Forderung nach Resilienz
Tatsächlich ist es aus Kerns Sicht so, dass der Kontinent einem Tsunami aus externen Einflüssen ausgesetzt ist. Da wäre natürlich in erster, gegenwärtiger Linie der von Russland losgetretene Ukraine-Konflikt.
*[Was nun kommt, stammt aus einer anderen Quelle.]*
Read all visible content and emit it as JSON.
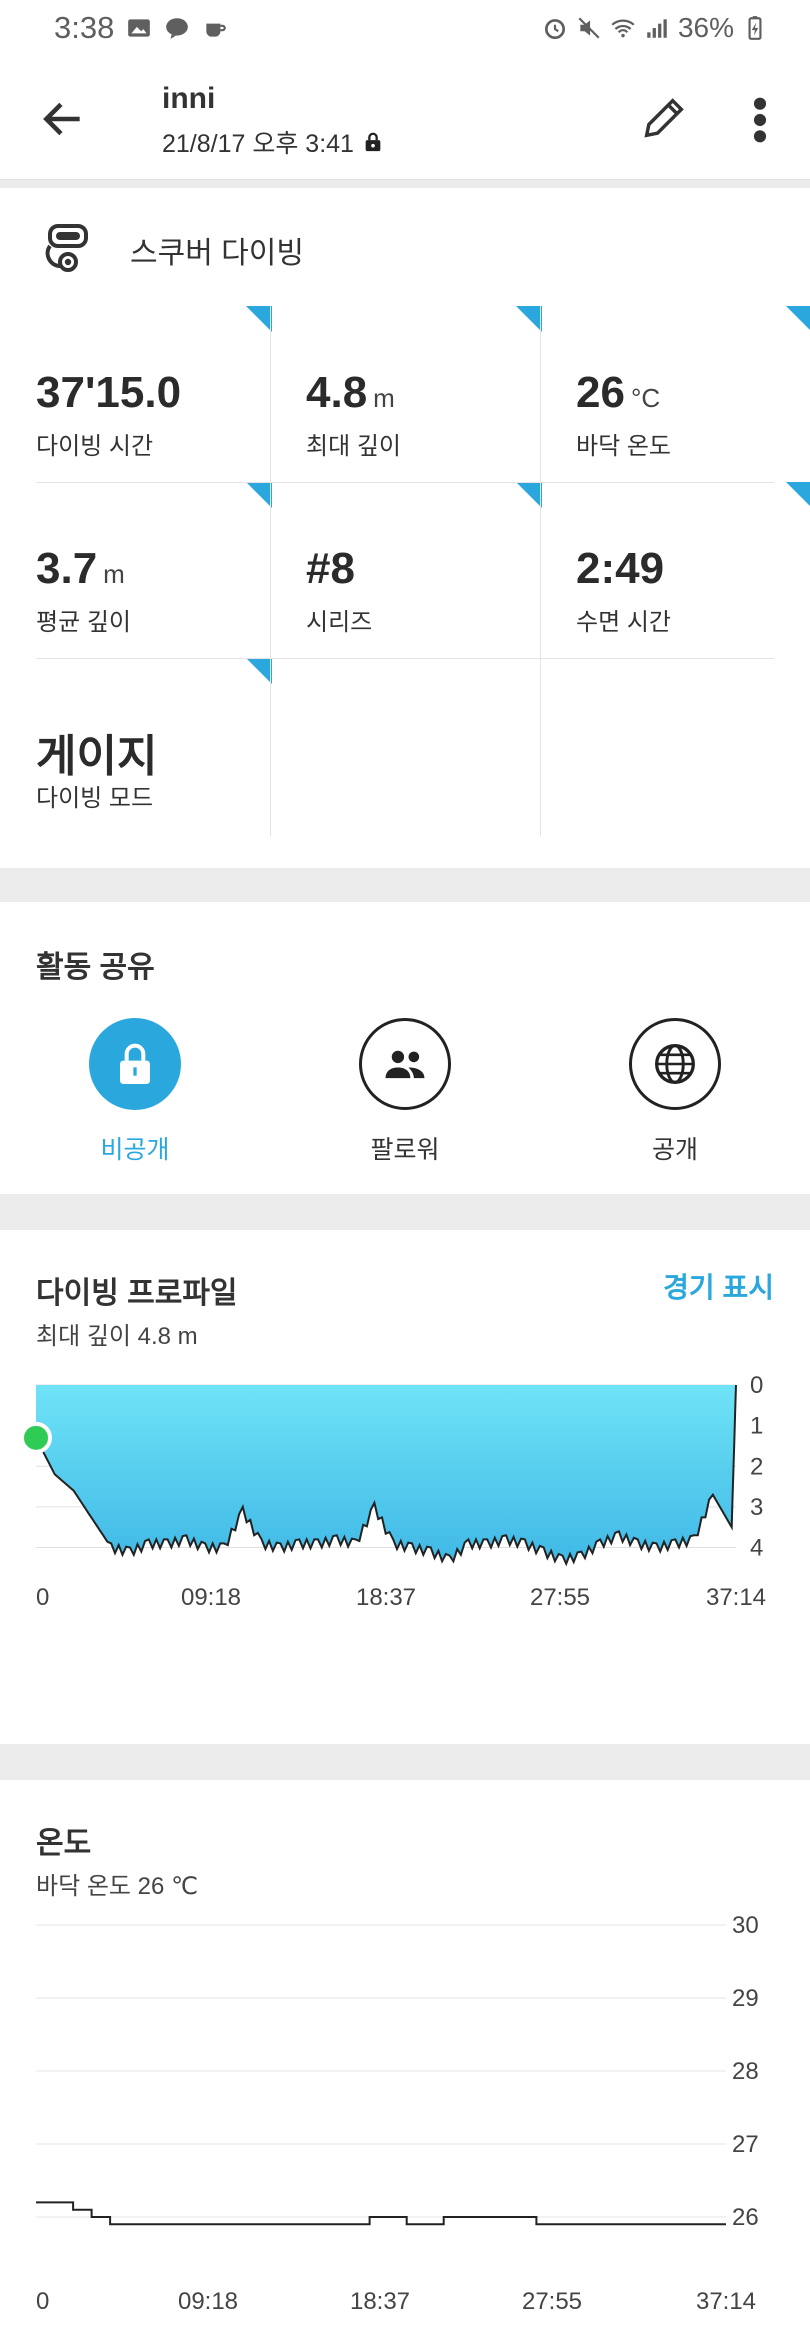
{
  "status_bar": {
    "time": "3:38",
    "battery": "36%"
  },
  "header": {
    "title": "inni",
    "subtitle": "21/8/17 오후 3:41"
  },
  "summary": {
    "activity": "스쿠버 다이빙",
    "stats": [
      {
        "value": "37'15.0",
        "unit": "",
        "label": "다이빙 시간"
      },
      {
        "value": "4.8",
        "unit": "m",
        "label": "최대 깊이"
      },
      {
        "value": "26",
        "unit": "°C",
        "label": "바닥 온도"
      },
      {
        "value": "3.7",
        "unit": "m",
        "label": "평균 깊이"
      },
      {
        "value": "#8",
        "unit": "",
        "label": "시리즈"
      },
      {
        "value": "2:49",
        "unit": "",
        "label": "수면 시간"
      },
      {
        "value": "게이지",
        "unit": "",
        "label": "다이빙 모드"
      }
    ]
  },
  "share": {
    "title": "활동 공유",
    "options": [
      {
        "label": "비공개",
        "icon": "lock-icon",
        "selected": true
      },
      {
        "label": "팔로워",
        "icon": "people-icon",
        "selected": false
      },
      {
        "label": "공개",
        "icon": "globe-icon",
        "selected": false
      }
    ],
    "accent": "#2aa8dd"
  },
  "profile": {
    "title": "다이빙 프로파일",
    "subtitle": "최대 깊이 4.8 m",
    "warning_link": "경기 표시"
  },
  "temperature": {
    "title": "온도",
    "subtitle": "바닥 온도 26 ℃"
  },
  "chart_data": [
    {
      "type": "area",
      "xlabel": "",
      "ylabel": "",
      "x_ticks": [
        "0",
        "09:18",
        "18:37",
        "27:55",
        "37:14"
      ],
      "y_ticks": [
        "0",
        "1",
        "2",
        "3",
        "4"
      ],
      "ylim": [
        0,
        4.8
      ],
      "inverted_y": true,
      "series": [
        {
          "x_min": [
            0,
            1,
            2,
            3,
            4,
            5,
            6,
            7,
            8,
            9,
            10,
            11,
            12,
            13,
            14,
            15,
            16,
            17,
            18,
            19,
            20,
            21,
            22,
            23,
            24,
            25,
            26,
            27,
            28,
            29,
            30,
            31,
            32,
            33,
            34,
            35,
            36,
            37,
            37.23
          ],
          "depth_m": [
            1.3,
            2.2,
            2.6,
            3.3,
            4.0,
            4.1,
            3.9,
            3.9,
            3.8,
            4.0,
            4.0,
            3.1,
            3.9,
            4.0,
            3.9,
            3.9,
            3.8,
            3.9,
            3.0,
            3.9,
            4.0,
            4.1,
            4.3,
            3.9,
            3.9,
            3.8,
            3.9,
            4.1,
            4.3,
            4.2,
            3.9,
            3.7,
            3.9,
            4.0,
            3.9,
            3.8,
            2.7,
            3.5,
            0.0
          ]
        }
      ]
    },
    {
      "type": "line",
      "xlabel": "",
      "ylabel": "",
      "x_ticks": [
        "0",
        "09:18",
        "18:37",
        "27:55",
        "37:14"
      ],
      "y_ticks": [
        "30",
        "29",
        "28",
        "27",
        "26"
      ],
      "ylim": [
        25.8,
        30
      ],
      "series": [
        {
          "x_min": [
            0,
            1,
            2,
            3,
            4,
            17,
            18,
            19,
            20,
            21,
            22,
            23,
            24,
            25,
            26,
            27,
            37.23
          ],
          "temp_c": [
            26.2,
            26.2,
            26.1,
            26.0,
            25.9,
            25.9,
            26.0,
            26.0,
            25.9,
            25.9,
            26.0,
            26.0,
            26.0,
            26.0,
            26.0,
            25.9,
            25.9
          ]
        }
      ]
    }
  ]
}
Dieser ist aus Sicht Kerns in eine Phase des Abnützungskrieges eingetreten. "Und aus dieser Perspektive ist es uns nach wie vor nicht gelungen, in einen Modus zu switchen, der es uns ermöglicht, diesen Konflikt zu gewinnen." Aus Kerns Sicht benötigt es eine "Art von Kriegswirtschaft". Das Modell der Wohlstandswirtschaft hält er für abgelaufen, insgesamt gehe es darum, "ökonomisch widerstandsfähiger zu werden", sich unabhängiger zu machen, was wiederum bedeutet, dass Europa alternative, selbst nutzbare Energietechnologien "stärker subventionieren muss".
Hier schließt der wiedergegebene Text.